Monday, April 25, 2022

OUR MANIFESTO FOR NEWPORT 2022



While the City Council lacks many of the powers necessary to transform our city’s economy - it should be possible to work with the Senedd and other partners to make life in our city better  and more sustainable. Plaid Cymru Newport’s manifesto is additional to Plaid Cymru - The Party of Wales’s local government manifesto which can be found in full on-line here. 


Our City needs to focus on developing affordable housing, to focus on redeveloping our local economy, and to focus on the local rather than regional. Our city needs to build in resilience to flooding with flood avoidance being the focus rather than flood prevention, and to focus on growing green jobs and actively pushing to develop our transport infrastructure with railway stations at Caerleon, Tredegar Park, Somerton, Llanwern, and Magor. 


AFFORDABLE HOUSING


We need to tackle the housing crisis in the City - there is an acute lack of affordable homes - something made worse by rapidly rising house prices - as Newport sits between Cardiff and Bristol and is perceived rightly as a cheaper place to live - this means that people in Newport cannot afford to by or rent their own homes. 


While is is not some thing that the City Council can solve individually as former council housing is now run by Housing Associations - the City Council should work with the Housing Associations and the Welsh Government to priorities at the creation of affordable homes within Newport.


REDEVELOPING OUR LOCAL ECONOMY


We need to develop and encourage local supply chains and forces on the creation of local business, as this is create more local flexible job opportunities, within the City centre. Local businesses trade with each other, sell goods and services and help to ensure that money spent within them stays on the local economy longer. 


The Campaign for the Preservation of Rural England long ago proved that ten pounds sent in a local business circulates three times longer locally than it does if spent in a chain-  this principle applies equally to small towns or larger urban areas. 


The City Council should work to expand businesses support for existing and developing small businesses.  While the loss of Debenhams in Friars Walk was a bitter blow - which while covid did not help  - in reality the Debenham’s retail model had been failing for some years. 


The Friar’s walk development itself was too small, too limited in scope and failed to create the retail space for local businesses to set up from the start. While there have been some tentative steps towards that recently ( the redeveloped Market being a good example of what’s possible), at a fundamental level a refocus on growing and supporting small businesses - there is room enough to make this work. 


Newport has suffered because of the unhealthy obsession with directly competing with Cardiff and Cribs Causeway. We seriously need to focus on growing small local businesses that supply our needs as well as hosting the usual suspects to bring economic life back to our city centre. If we can do this then we can bring sustainable economic growth and some life back to our city centre. 


SAYING NO TO THE CARDIFF CITY REGION AND THE WESTERN GATEWAY 


There are few if any positives for Newport being a simple dormitory town for Bristol or Cardiff. Plaid in Newport can never subscribe to the Severnside agenda, no matter how many times it gets rebranded and relaunched. The proposed Cardiff City region and the Western Gateway project will not serve Newport well and need to be abandoned - to be replaced with a redevelopment plan that focuses on a local rather than the regional scale. 


FLOOD AVOIDANCE


We need to build into our city the resilience to cope with flooding - sadly in a warmer wetter world - flood events are going to become more common - we need to think and act smarter, with shifting the focus from flood prevention to flood avoidance.  Local water storage and management is increasingly part of intelligent urban design, something that is becoming more common and necessary in a warmer wetter world, as we will have to re-engineer our  infrastructures to deal with more frequent extreme weather events.

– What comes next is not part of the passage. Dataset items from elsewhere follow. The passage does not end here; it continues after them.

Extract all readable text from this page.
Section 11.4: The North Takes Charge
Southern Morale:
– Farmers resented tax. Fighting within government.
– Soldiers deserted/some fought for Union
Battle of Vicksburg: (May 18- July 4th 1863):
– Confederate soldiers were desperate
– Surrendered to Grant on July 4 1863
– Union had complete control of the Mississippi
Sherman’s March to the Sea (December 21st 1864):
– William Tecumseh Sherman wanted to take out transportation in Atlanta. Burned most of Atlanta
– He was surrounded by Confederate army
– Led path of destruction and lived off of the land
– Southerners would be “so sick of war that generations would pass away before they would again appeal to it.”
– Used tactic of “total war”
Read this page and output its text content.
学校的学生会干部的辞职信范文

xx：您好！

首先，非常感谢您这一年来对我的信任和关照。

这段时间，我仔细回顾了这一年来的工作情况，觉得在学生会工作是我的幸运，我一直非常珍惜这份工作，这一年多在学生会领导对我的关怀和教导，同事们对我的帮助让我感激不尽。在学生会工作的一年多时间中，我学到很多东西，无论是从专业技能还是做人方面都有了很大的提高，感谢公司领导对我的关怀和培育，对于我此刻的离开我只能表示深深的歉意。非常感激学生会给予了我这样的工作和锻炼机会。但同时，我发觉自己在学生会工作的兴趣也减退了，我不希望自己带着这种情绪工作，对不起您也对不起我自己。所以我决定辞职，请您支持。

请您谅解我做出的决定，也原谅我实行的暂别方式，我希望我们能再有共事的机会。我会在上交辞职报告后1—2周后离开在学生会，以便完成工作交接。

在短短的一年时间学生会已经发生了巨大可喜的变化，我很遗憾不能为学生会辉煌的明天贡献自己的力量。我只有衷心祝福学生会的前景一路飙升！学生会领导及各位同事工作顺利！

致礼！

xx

The concept of the sponge city or urban sponge. something that should be embedded and central to urban planning should now be coming into its own, particularly in Wales, with our urban areas being redesigned or designed from the start to soak up, and store deluges of torrential rain to prevent damaging and dangerous flash flooding but without the construction of large scale flood defences.  


GROWING GREEN JOBS


Newport is perfectly placed to be at the forefront of the green energy revolution with its deep water port, our highly skilled adaptable workforce, our city should be a natural centre for the development go off shore wind energy, tidal lagoons in the Severn estuary, and underwater tidal turbines.


The original Newport river barrage was rejected by the Conservatives in 1991, the City Council, working with the Senedd should commission a modern feasibility study into tapping the tidal energy potential of the Usk, in Newport, with an Usk River Barrage, nothing that if approved could transform our city relationship with our river along with our economy.


BUILDING OUR RAILWAYS


Plaid like many people in Newport, welcomed the commitment to build new railway stations at Tredegar Park, Somerton, Llanwern, and Magor. We need ground broken sooner rather than later to bring the new railway stations into being, to provide alternative means of getting around our city and elsewhere, once a degree of normality returns after covid. The new stations are an absolute necessity, but we need a railway station to serve Caerleon / Ponthir which would a real asset to both communities.